Process for the DOT Garden Food Web

My final project is the creation of both a physical and digital food web that educates people about the many different organisms in and around the DOT Garden.

Physical Component:

The physical component of my project will be the creation of two 2 x 3 ft posters that will combine to create one large 4 x 3 ft food web. This will hang in the DOT garden and will have QR codes that people can scan with their phones which will lead them to a page about each organism. I am using a program called Adobe Indesign to design the poster. It looks like this:

adobe indesign

This is my first time using a program like this but it’s working well. I will print this on a poster and hang it so anyone in the garden will have access to the information.

Digital Component: 

When people scan the QR codes, it will take them to information pages about the organisms. These pages were written by my classmates and I, and they include information such as how to identify the animal, habitat/range, life history, and relationships with other organisms in the garden. It will be on http://www.thedotgarden.org, where information about all the organisms will be available.

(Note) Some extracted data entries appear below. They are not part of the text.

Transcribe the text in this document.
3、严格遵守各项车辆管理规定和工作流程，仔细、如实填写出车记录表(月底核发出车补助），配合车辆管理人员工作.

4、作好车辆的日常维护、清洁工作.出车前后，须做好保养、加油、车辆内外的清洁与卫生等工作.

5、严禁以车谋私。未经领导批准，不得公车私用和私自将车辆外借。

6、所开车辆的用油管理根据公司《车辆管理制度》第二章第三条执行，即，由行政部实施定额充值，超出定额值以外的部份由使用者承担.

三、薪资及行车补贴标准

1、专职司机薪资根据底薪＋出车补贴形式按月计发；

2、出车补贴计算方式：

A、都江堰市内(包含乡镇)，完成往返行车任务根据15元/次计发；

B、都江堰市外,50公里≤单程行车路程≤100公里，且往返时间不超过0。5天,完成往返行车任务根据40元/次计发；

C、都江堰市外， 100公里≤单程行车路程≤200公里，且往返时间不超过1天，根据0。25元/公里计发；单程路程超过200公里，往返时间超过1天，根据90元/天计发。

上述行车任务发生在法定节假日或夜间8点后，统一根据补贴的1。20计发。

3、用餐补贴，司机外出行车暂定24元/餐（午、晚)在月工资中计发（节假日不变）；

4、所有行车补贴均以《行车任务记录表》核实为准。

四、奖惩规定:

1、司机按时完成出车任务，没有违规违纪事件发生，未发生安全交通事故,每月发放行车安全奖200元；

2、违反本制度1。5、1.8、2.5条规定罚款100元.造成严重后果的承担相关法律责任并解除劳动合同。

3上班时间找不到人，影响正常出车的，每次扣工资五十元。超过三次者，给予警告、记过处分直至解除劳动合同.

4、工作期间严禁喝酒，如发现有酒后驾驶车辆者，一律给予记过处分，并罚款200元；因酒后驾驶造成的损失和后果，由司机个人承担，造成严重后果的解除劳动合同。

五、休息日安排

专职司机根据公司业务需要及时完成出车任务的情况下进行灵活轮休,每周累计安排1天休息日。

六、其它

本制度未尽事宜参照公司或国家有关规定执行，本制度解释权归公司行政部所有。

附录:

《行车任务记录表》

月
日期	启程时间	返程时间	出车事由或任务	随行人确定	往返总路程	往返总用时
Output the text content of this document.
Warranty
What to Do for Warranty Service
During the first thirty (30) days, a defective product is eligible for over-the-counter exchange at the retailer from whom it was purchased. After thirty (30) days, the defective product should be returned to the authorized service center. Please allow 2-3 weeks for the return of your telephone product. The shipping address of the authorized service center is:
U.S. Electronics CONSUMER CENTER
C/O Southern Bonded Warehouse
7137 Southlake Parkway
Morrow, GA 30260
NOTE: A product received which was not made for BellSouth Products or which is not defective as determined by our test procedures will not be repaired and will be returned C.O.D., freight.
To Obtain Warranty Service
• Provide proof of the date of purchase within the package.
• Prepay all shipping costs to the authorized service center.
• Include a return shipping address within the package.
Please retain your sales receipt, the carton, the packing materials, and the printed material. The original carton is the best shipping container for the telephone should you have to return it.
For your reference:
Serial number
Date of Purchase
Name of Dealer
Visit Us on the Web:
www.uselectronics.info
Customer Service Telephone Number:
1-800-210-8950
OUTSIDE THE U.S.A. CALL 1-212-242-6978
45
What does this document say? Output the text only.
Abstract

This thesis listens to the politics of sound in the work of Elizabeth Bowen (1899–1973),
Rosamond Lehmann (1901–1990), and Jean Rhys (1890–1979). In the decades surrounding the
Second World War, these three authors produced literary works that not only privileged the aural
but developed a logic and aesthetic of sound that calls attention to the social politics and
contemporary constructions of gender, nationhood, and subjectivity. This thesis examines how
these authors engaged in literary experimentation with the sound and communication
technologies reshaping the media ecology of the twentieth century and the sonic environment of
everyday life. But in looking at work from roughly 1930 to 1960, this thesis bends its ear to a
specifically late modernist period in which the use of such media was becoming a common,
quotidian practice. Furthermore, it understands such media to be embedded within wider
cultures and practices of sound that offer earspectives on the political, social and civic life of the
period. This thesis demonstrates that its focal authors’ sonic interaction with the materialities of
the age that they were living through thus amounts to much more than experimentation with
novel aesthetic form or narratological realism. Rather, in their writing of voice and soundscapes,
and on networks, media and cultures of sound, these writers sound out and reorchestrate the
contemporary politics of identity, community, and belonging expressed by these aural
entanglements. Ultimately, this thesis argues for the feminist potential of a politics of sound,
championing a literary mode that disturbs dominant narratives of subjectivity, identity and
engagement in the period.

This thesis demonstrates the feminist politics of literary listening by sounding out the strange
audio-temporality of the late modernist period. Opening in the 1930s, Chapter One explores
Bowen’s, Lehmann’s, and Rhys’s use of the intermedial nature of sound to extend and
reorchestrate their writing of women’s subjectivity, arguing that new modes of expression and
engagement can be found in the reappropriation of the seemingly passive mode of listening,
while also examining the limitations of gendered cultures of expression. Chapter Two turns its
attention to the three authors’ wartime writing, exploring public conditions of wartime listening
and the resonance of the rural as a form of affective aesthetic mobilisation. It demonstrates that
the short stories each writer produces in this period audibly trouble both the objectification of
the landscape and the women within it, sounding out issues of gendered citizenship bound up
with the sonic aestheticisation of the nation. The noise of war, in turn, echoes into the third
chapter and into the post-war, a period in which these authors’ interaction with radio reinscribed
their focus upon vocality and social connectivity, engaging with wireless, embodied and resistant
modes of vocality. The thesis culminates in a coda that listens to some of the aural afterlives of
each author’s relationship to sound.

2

The hardest part about this project has been finding a way to get the organism pages to display in the same place so there’s a way to view all of them at once. The plan is to use a “portfolio” page so pictures of each organism will be in on a single page. When you click on each organism, the information page will pop up.

Things I’ve Learned:

This project has made me very aware of the interconnectedness of the garden, because I’ve had to work hard to make the food web less cluttered. Even though it is definitely not an exhaustive list (it only features 24 out of thousands of organisms) it makes me appreciate the beauty of the structure of the garden. It is impossible to isolate a single organism without affecting at least several others.

Also, I’ve enjoyed getting to know more about each of the organisms that I wrote or edited a page for. I can’t see a New Mexico Whiptail Lizard without thinking about its extra chromosomes that allow it to asexually reproduce without cloning. That is so cool! I have learned this and many other facts about the organisms that are naturally found at our school.